RESCATES
› Por Malena Rey
¿Sabremos alguna vez quién fue Nora Barnacle? ¿Podremos, a partir de la reconstrucción de su vida, llegar a una versión más o menos acabada de su figura, de su pensamiento? La respuesta es no. Como sucede en tantos casos, ella quedará en la historia por ser “la mujer de”: no hay escritos ni documentos suyos de primera mano, no hay grabaciones, sino sólo fotografías y testimonios de otros, en especial de su compañero y marido: James Joyce. Nora es la versión que Joyce construye de ella. Ni siquiera el film Nora, de 2000, con Susan Lynch y Ewan McGregor encarnando al matrimonio, logra hacerle justicia: según esta historia novelada y pintoresca, Nora era una muchacha pasional y rebelde que amaba en exceso y sufría por culpa de Joyce. Tampoco los libros sobre la pareja la pintan de carne y hueso: para algunos biógrafos, ella es el correlato real de Molly Bloom, el personaje femenino más importante del Ulises de su marido.
Nora nació en Galway, Irlanda, en 1884, hija de un panadero analfabeto y de una madre costurera, y recibió educación en un convento. Después de un romance tórrido con un hombre mayor, su tío la envió a Dublín y allí conoció al escritor. La primera cita de la pareja tuvo lugar el 16 de junio de 1904 (tal sensación debe haber causado en Joyce ese día que todo el Ulises transcurre la misma jornada) y no se casaron hasta 1931, cosa rara para la época. La pareja, que durante largos años vivió en la pobreza, se estableció por períodos en París, Zurich, Roma y Trieste. Joyce murió en 1941, y Nora lo sobrevivió diez años.

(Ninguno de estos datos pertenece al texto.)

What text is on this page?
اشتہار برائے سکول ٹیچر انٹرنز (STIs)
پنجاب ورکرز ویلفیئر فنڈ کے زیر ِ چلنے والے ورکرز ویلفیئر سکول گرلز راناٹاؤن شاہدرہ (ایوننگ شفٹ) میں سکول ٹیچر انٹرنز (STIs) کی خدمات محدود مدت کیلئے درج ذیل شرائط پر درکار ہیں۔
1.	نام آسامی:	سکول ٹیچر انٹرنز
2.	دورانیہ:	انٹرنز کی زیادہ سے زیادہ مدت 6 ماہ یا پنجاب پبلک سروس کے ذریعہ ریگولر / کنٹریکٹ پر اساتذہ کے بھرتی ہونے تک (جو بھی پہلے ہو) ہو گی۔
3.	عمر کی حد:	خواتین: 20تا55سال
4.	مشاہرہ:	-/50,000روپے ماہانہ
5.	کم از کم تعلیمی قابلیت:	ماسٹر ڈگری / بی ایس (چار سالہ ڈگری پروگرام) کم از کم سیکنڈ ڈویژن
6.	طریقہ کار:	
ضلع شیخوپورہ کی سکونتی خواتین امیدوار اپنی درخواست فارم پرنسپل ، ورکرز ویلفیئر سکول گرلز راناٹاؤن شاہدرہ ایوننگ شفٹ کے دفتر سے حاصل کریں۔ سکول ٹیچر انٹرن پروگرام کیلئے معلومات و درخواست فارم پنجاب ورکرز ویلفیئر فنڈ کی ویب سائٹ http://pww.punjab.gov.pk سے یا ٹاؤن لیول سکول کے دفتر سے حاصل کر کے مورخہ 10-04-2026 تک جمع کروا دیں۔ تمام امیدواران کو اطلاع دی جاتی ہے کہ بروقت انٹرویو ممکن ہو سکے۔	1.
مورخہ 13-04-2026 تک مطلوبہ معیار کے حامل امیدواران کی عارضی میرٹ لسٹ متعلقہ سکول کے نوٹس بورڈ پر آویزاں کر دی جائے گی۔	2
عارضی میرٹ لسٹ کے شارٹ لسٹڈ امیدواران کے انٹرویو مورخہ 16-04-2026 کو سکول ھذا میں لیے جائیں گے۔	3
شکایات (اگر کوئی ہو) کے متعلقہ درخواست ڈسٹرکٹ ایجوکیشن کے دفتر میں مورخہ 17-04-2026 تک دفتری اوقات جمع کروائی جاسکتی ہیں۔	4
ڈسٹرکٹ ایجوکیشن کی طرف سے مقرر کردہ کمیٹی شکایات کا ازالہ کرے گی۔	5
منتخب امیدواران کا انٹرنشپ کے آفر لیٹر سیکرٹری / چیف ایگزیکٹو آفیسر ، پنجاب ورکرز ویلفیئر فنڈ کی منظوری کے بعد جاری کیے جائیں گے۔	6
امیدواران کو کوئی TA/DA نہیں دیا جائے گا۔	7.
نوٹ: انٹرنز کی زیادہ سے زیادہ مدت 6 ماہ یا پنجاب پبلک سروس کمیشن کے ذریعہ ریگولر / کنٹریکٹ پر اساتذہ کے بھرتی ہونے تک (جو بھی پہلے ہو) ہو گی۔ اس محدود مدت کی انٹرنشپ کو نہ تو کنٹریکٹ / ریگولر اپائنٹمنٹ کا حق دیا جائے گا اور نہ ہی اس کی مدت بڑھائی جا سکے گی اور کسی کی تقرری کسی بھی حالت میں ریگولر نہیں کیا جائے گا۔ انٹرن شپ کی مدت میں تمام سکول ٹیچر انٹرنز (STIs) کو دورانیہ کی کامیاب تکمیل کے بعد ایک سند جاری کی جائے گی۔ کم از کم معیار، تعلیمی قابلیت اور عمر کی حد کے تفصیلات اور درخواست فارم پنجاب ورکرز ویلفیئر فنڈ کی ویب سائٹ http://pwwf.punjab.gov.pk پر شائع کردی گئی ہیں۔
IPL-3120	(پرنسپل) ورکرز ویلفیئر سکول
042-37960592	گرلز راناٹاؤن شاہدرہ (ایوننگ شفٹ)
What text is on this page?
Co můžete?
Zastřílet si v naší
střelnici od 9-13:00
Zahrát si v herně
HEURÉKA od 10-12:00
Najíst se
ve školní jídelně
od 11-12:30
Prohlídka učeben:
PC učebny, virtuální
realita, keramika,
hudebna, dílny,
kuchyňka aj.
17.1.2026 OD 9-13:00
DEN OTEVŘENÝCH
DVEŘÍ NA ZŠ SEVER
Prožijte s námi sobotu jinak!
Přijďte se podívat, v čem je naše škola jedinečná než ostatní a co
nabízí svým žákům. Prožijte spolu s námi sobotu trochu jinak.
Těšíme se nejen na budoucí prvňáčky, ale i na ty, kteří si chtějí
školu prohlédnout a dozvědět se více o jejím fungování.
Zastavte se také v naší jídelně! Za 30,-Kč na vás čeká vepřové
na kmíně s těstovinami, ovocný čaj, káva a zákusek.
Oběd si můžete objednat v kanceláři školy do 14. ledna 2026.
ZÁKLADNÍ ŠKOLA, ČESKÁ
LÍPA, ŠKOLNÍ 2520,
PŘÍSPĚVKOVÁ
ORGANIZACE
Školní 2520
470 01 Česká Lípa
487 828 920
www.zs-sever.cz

Pero revisemos los documentos, considerando que todo libro que se encarga de compilar la correspondencia de alguna celebridad nos da la mitad de la información y nos oculta la otra. Esta injusticia es moneda corriente en los epistolarios: se publica la carta, pero no la contrapartida ni la que motivó esa respuesta, como si en vez de una relación dialógica se tratara de un texto independiente escrito pensando en un destinatario mudo. Uno de los ejemplos más evidentes es el de las cartas de Kafka a Milena y a Felice: sólo adivinamos las palabras de ellas cuando él las glosa o las comenta, pero nunca accedemos a su propia voz. Lo mismo sucede en la correspondencia de James Joyce con su mujer, las ya célebres Cartas de amor a Nora Barnacle, el testimonio escrito de la relación que los unió por años, y de cuyo seno nacieron dos hijos (Giorgio, el preferido de la madre, y Lucia, la preferida del padre, la joven difícil, con diagnóstico de esquizofrenia, que pasaría largos años recluida en un asilo).
Las cartas “de amor” que se conservan son del período anterior a la partida de Dublín, o sea que marcan los comienzos de la relación (1904-1912). Joyce salía frecuentemente de viaje, y pretendía dejar encendida la llama de una pasión perversa en Nora: en ellas no se refiere de forma romántica a sus atributos generales sino en particular a su cuerpo, ese objeto de deseo, ese lugar físico al que quería poseer y que lo encendía: “Estoy todo el día excitado. El amor es un maldito fastidio, especialmente cuando está unido a la lujuria (...). Quizá pienses que mi amor es una cosa sucia. Lo es, querida, en algunos momentos”. Joyce la llama de muchas maneras que van de “queridísima” a “putita”, “Nora pedorra”, o “mi sucia pajarita cogedora”, y narra con detalles escabrosos fantasías fetichistas y escatológicas: “He pensado en ti haciéndome gestos sucios con los labios y la lengua, provocándome con ruidos y palabras obscenas y haciendo ante mí el más sucio y vergonzoso acto del cuerpo”. Contamos entonces con las cartas de la intimidad de la pareja y, como contrapartida, con la célebre obra de Joyce.
¿Qué fue de Nora? ¿Cómo escribía ella? Nunca lo sabremos.